I am so thankful for the husband that I have.  I am so glad to be married to my best friend.  I love our relationship.

I am so thankful for our children.  I am grateful for the gift of motherhood.  I always always wanted to be a mother and loved (well maybe not in the moment - but still) giving birth to my 4 children.  I love having them in my life.  My sister-in-law told me the other day that step-kids are "bonus kids" - I love that.  They truly are a bonus.  I love my  bonus children! 

I love the family that I grew up in.  I am so blessed with the parents that I was sent too.  I love my siblings. We didn't always get along when we were growing up but now I have a great deal of love for them.  I just learned this morning that instead of buying sibling gifts for each other last year they gave money to us - I could cry.  So sweet.

I love the family that I am married to.  Last night  for Cassidy's play we had two entire rows of the auditorium filled for her.  How great is that.  They love me and my children and I love them  for it.  They were also so amazing last year.  I can't even beleive how amazing they were in our time of need.

I love the family that I was once married in.  That may sound strange  but it is true.  I loved the Rice family and still do.  I love that my children have so many sets of grandparents to look up to.  I love the examples that they see in the their aunts and uncles.

I love my job.  I love that Heavenly Father helped me with school and helped me pass that crazy nursing board so that I could have the job that I have now.  I love my office and the people that I work with so much.  I feel like they are part of my family. I am so thankful for the love and support they have always shown me but especially this past year - they have given so much of their time and love and hours and everything else.

I love my calling at church.  I have never helped in young women's before and  I love being a part of this organization for girls. 

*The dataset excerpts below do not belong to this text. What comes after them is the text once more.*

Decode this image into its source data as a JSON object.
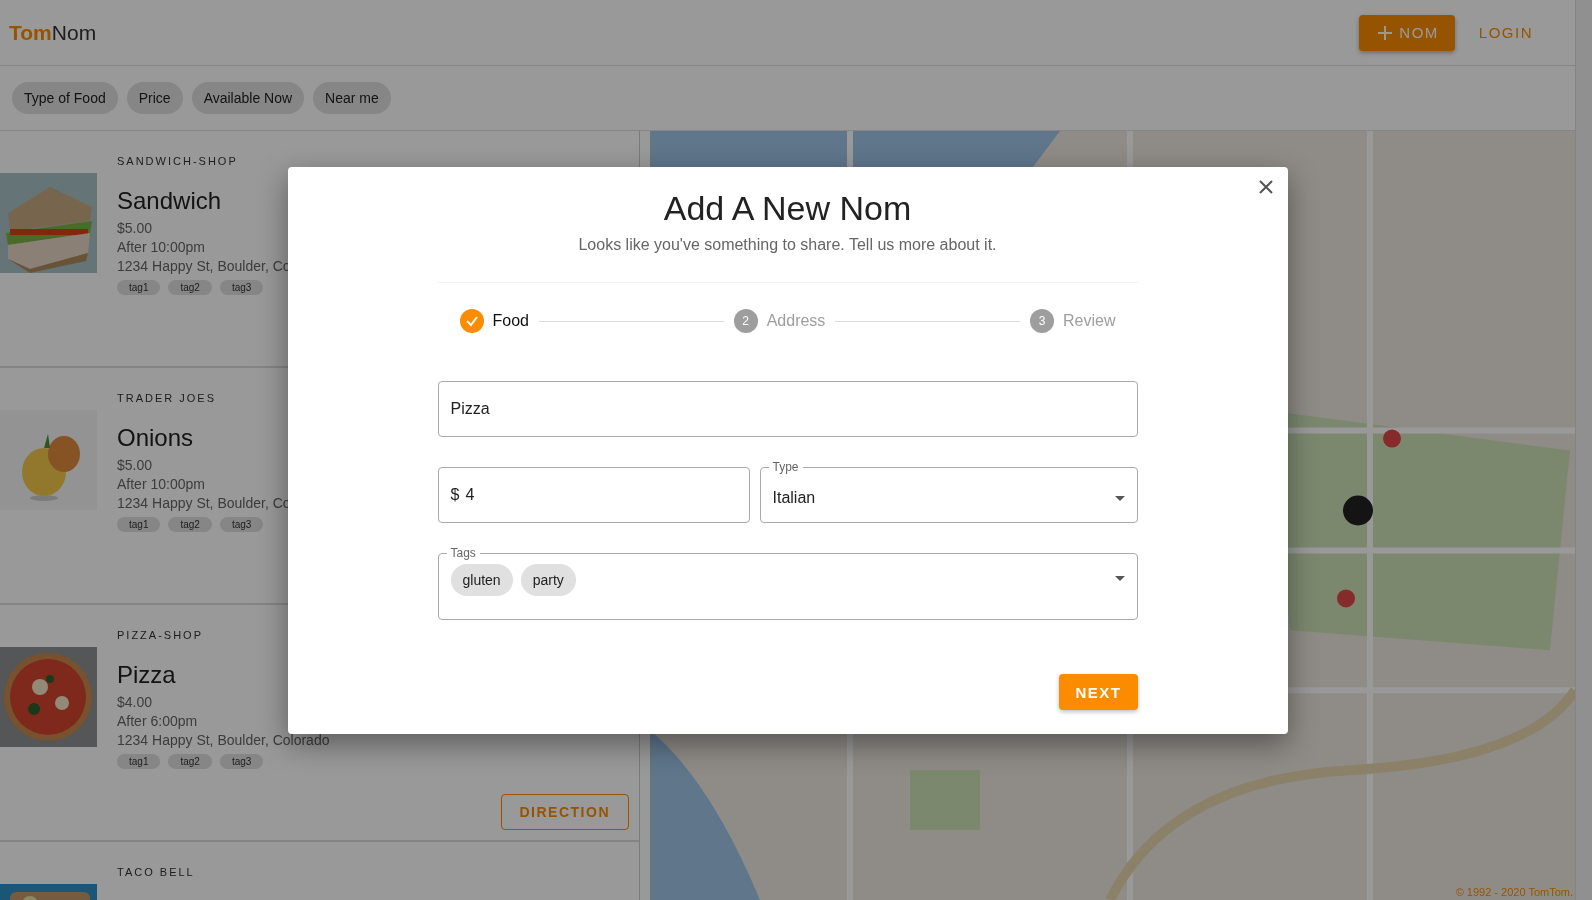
{
  "header": {
    "logo_bold": "Tom",
    "logo_rest": "Nom",
    "add_button": "NOM",
    "login": "LOGIN"
  },
  "filters": [
    {
      "label": "Type of Food"
    },
    {
      "label": "Price"
    },
    {
      "label": "Available Now"
    },
    {
      "label": "Near me"
    }
  ],
  "listings": [
    {
      "shop": "SANDWICH-SHOP",
      "name": "Sandwich",
      "price": "$5.00",
      "time": "After 10:00pm",
      "address": "1234 Happy St, Boulder, Co",
      "tags": [
        "tag1",
        "tag2",
        "tag3"
      ]
    },
    {
      "shop": "TRADER JOES",
      "name": "Onions",
      "price": "$5.00",
      "time": "After 10:00pm",
      "address": "1234 Happy St, Boulder, Co",
      "tags": [
        "tag1",
        "tag2",
        "tag3"
      ]
    },
    {
      "shop": "PIZZA-SHOP",
      "name": "Pizza",
      "price": "$4.00",
      "time": "After 6:00pm",
      "address": "1234 Happy St, Boulder, Colorado",
      "tags": [
        "tag1",
        "tag2",
        "tag3"
      ],
      "direction": "DIRECTION"
    },
    {
      "shop": "TACO BELL"
    }
  ],
  "map": {
    "kind": "picture",
    "attribution": "© 1992 - 2020 TomTom."
  },
  "modal": {
    "title": "Add A New Nom",
    "subtitle": "Looks like you've something to share. Tell us more about it.",
    "steps": [
      {
        "label": "Food",
        "completed": true
      },
      {
        "label": "Address",
        "completed": false,
        "number": "2"
      },
      {
        "label": "Review",
        "completed": false,
        "number": "3"
      }
    ],
    "name_field": {
      "value": "Pizza"
    },
    "price_field": {
      "adornment": "$",
      "value": "4"
    },
    "type_field": {
      "label": "Type",
      "value": "Italian"
    },
    "tags_field": {
      "label": "Tags",
      "chips": [
        "gluten",
        "party"
      ]
    },
    "next_button": "NEXT"
  }
}
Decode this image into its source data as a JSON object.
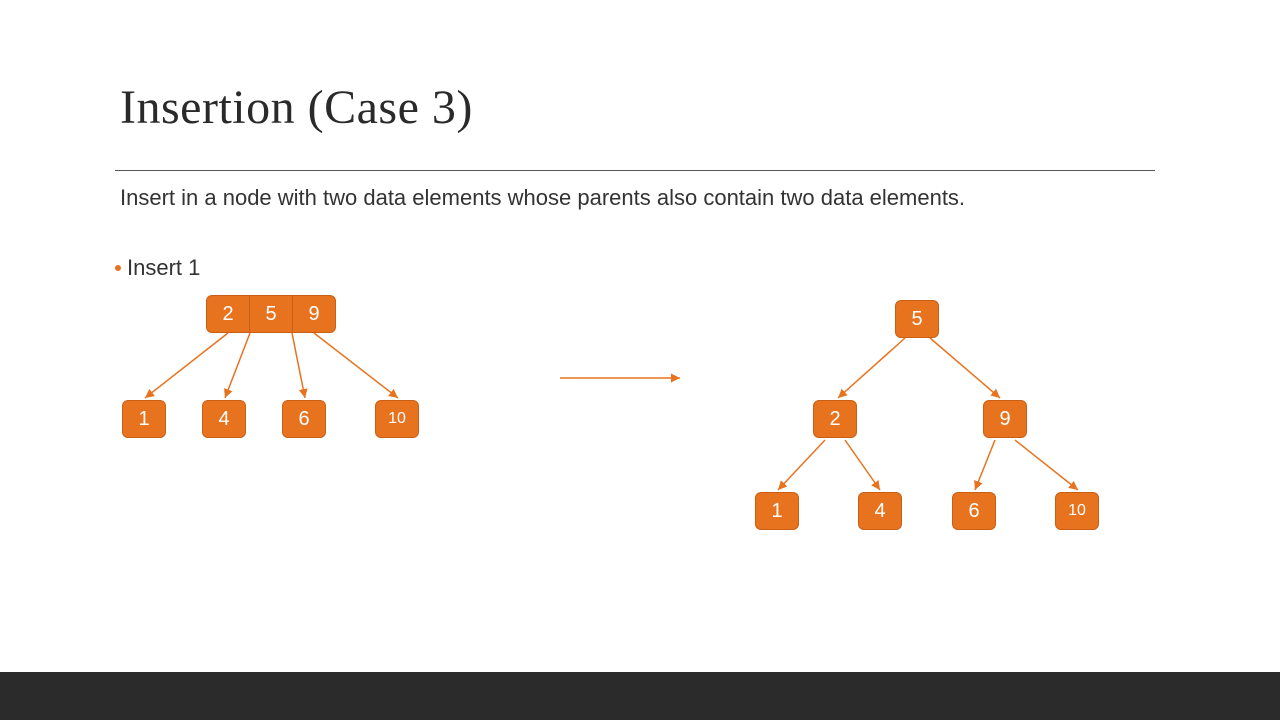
{
  "title": "Insertion (Case 3)",
  "subtitle": "Insert in a node with two data elements whose parents also contain two data elements.",
  "bullet": "Insert 1",
  "colors": {
    "accent": "#e8731f",
    "dark": "#2b2b2b"
  },
  "left_tree": {
    "root": {
      "cells": [
        "2",
        "5",
        "9"
      ]
    },
    "leaves": [
      {
        "value": "1"
      },
      {
        "value": "4"
      },
      {
        "value": "6"
      },
      {
        "value": "10"
      }
    ]
  },
  "right_tree": {
    "root": {
      "value": "5"
    },
    "mid": [
      {
        "value": "2"
      },
      {
        "value": "9"
      }
    ],
    "leaves": [
      {
        "value": "1"
      },
      {
        "value": "4"
      },
      {
        "value": "6"
      },
      {
        "value": "10"
      }
    ]
  }
}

I love my life.  It is so incredibly hard some days and yet it is so good.  I allow myself to get so frustrated sometimes.  There are so many things that are hard and so many hard things around us.  And scary time ahead - I know this.  And my life is so far from perfect.  I am so far from perfect and yet my Father in Heaven is so good to me.  I love reading the scriptures and have a deep love for the Book of Mormon.  I have been paying attention this year to passages that say something about being a highly favored people of the Lord.  Watch for them - their lives are never easy and almost always filled with war and yet they talk about being highly favored.  I have been thinking alot about that this past year about what it means to be highly favored.  I know that I have been blessed and I am so grateful for the life I have and the blessings that I have received.  My life has not been easy (not as hard as some but hard for me) but I have also seen many miracles and I love my life.  I am happy. - and I know it!